C'est l'histoire d'un multimillionnaire qui se paie le luxe d'une voiture sport archi performante. Un bolide surpuissant dont il a lui-même dessiné les courbes, conçu le moteur, choisi jusqu'au lustré des tuyaux d'échappement.

Depuis 10 ans, sa Ferrari en exemplaire unique, payée 38 millions de dollars et pouvant atteindre 380 km/h au compteur, roule sur des rues mal déneigées, trouées de nids-de-poule, dans des zones limitées à 50 km/h.

Le multimillionnaire ronge son frein. Il a hâte de tester les limites de son engin. On peut le comprendre. D'autant plus qu'il a mis son auto à la disposition de tous.

Lorsqu'il a inauguré en 1999 le complexe Ex-Centris, un centre culturel multidisciplinaire à la fine pointe de la technologie, Daniel Langlois ne s'imaginait pas que ses salles serviraient presque exclusivement, 10 ans plus tard, à projeter du cinéma de manière plus ou moins conventionnelle.

Il rêvait que ce lieu de diffusion magnifique, qu'il avait en grande partie dessiné lui-même, accueille, avec ses plateformes hydrauliques, ses sièges escamotables et ses installations dernier cri, multitude de projets multimédias d'avant-garde.

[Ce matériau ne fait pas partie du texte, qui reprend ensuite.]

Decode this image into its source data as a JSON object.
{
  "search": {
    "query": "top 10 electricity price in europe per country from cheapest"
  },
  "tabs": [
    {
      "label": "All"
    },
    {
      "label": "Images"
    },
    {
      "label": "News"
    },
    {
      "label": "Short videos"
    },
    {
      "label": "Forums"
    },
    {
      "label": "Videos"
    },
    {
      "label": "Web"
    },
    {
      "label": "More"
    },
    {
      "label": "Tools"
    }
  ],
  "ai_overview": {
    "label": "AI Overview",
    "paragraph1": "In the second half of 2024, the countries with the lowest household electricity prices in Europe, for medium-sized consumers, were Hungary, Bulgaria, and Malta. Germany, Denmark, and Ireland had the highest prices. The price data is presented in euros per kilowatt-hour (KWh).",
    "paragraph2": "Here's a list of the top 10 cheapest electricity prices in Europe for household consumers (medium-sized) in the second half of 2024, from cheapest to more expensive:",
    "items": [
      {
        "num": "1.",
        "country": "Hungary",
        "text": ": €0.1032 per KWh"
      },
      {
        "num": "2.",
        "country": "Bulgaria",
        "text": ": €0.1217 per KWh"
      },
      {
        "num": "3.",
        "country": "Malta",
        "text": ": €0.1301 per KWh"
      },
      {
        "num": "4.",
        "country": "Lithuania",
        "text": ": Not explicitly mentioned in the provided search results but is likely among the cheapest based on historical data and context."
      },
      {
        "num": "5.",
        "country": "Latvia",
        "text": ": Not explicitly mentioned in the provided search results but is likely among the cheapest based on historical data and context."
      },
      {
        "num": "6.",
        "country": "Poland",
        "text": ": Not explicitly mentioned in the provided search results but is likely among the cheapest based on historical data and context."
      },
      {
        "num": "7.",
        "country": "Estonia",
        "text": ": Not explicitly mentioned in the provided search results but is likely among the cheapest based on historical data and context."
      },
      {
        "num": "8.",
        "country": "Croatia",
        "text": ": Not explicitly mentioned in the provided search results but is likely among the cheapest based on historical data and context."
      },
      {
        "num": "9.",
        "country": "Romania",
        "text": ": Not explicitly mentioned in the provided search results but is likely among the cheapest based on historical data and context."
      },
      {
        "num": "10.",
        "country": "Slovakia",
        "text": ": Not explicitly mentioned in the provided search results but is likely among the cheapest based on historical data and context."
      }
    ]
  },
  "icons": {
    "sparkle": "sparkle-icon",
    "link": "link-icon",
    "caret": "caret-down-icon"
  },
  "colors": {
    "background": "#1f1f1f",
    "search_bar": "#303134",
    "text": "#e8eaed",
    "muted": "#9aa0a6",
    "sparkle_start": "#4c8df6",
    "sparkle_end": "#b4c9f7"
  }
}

Il rêvait aussi que ses salles profitent de la révolution annoncée dans le monde de la distribution du cinéma. Une distribution numérique sans intermédiaires, permettant facilement aux cinéastes de rejoindre leurs publics partout dans le monde, sans passer par les canaux traditionnels, en faisant fi des lourdes structures établies.

Le changement de vocation des salles du complexe Ex-Centris, qui doivent abandonner le cinéma le 20 mars, est attribuable au fait que la «Ferrari» n'a pas encore été utilisée à son plein potentiel. Et au fait que pour Daniel Langlois, qui a des idées plein la tête, l'industrie du cinéma n'évolue pas assez vite.

Quand cet entrepreneur visionnaire a annoncé il y a cinq ans la création d'un réseau mondial de distribution numérique de films par satellite (DigiScreen) et d'un marché du cinéma numérique (Digimart), il souhaitait qu'Ex-Centris, et Montréal, soient au coeur de la révolution. Digimart n'existe plus depuis 2007 et la révolution de la distribution numérique, pourtant inévitable, se fait toujours attendre.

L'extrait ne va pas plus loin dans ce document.